2018’s Port Jervis Women’s March

PORT JERVIS, N.Y.  — Yesterday, Saturday, Jan. 20, over 200 individuals came in respects to sister marches happening across the state, and around the nation, in solidarity with disempowered women and especially those most at-risk with the current Presidential Administration.


“Ignite people into action.”

Patty Baughman

St_PetersAt the St Peter’s Lutheran Church in Port Jervis an estimated 250 individuals gathered for the first anniversary of the March. Last year, in sheer protest of President Trump’s inauguration, 800 demonstrators, according to organizer Patty Baughsman, packed the streets for the 1.5-mile march through Port Jervis. This year, in respect to those less able to make the hike, the March route was cut short to a tenth of a mile, with handfuls staying behind at the Church.

Get another idea of what it was like here.

Here you’ll find the top five greatest signs at Port’s Women’s March.

First organized, last year, as the brain-baby of her friend, Gaye Hartwig, the March was pulled together by Baughman a week before the event.

In addition to suggesting the work of Sojourners, a faith and political organization in Washington, D.C., when asked what Hartwig would hope people took away from what she had to say Saturday, she answered that it could be summed up by verse:

“The King will reply, ‘Truly I tell you, whatever you did for one of the least of these brothers and sisters of mine, you did for me.”

Matthew 25:40, New International Version

A half-dozen women spoke across several topics all including the importance of getting involved, supporting those that are marginalized, and of course, getting out the vote. Pastor Aaron Baughman closed the preceding speeches before the event-goers moved to the street to demonstrate and protest.

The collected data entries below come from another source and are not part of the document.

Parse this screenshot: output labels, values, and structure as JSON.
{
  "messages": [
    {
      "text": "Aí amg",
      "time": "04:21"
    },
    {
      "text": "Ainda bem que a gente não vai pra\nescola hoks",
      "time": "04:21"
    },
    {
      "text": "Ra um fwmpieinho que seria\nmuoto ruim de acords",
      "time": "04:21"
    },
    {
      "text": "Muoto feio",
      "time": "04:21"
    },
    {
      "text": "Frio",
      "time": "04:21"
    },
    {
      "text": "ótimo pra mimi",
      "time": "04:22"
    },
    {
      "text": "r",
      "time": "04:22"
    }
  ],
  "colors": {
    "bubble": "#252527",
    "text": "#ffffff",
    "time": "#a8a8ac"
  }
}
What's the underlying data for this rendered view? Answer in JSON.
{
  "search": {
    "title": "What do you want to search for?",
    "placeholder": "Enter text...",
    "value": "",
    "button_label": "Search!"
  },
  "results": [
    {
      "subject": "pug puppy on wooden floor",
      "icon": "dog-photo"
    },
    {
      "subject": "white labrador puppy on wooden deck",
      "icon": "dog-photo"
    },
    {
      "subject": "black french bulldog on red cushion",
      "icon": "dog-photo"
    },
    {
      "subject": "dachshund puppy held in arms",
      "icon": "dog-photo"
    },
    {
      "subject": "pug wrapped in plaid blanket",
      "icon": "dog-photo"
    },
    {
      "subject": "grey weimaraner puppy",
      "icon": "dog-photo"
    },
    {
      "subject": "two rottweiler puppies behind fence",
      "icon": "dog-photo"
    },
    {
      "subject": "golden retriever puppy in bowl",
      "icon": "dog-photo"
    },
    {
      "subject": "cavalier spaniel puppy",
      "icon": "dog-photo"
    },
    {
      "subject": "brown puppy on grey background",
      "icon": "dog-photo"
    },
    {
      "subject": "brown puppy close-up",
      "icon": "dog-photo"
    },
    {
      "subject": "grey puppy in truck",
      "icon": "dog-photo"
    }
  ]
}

The women who spoke ranged from members of the Church and the community to local activists and politicians. After Patty Baughman opened the floor this was the lineup:

  • Gaye Hartwig
  • Aileen Gunther — New York Assemblywoman  D-Forestburgh (keynote speaker)
  • Melissa Martin — full-time mother and community activist
  • Pramilla Malick — Protect Orange County Chair, and a recent candidate for office
  • Julika von Stackelberg — Cornell Cooperative Extension Orange County, Parenting and Family Life Educator
  • Michele McKeon — RECAP, Chief Operating Officer

Audio samples, so that you can be there without being there, and transcriptions, for continued discussion, forthcoming.

An Ending Note here:

It was interesting to see many women, children, and men (sadly no doggos tho) wearing pink, eared hats. The Pussyhat (like “pussycat”) as a number of ralliers had relayed, including member of the local activist group DemBones, Linda Louise, that the hat was a response to “grab them by the pussy,” a statement made by Donald Trump as “locker room talk” prior to the 2016 Presidential race.  However, this topic was avoided in the recent Times Herald-Record article about the event, avoiding the controversy of the word. Louise commented that the hat is to fight back against the misogyny of Trump, and not to perpetuate transmisogyny as someone she follows on Twitter, Tamela J Gordon, believes.


This post is in addition to Silence and Strategy, the Weekly Photo Challenge by the Daily Post, as well as their Daily Prompt, respectively.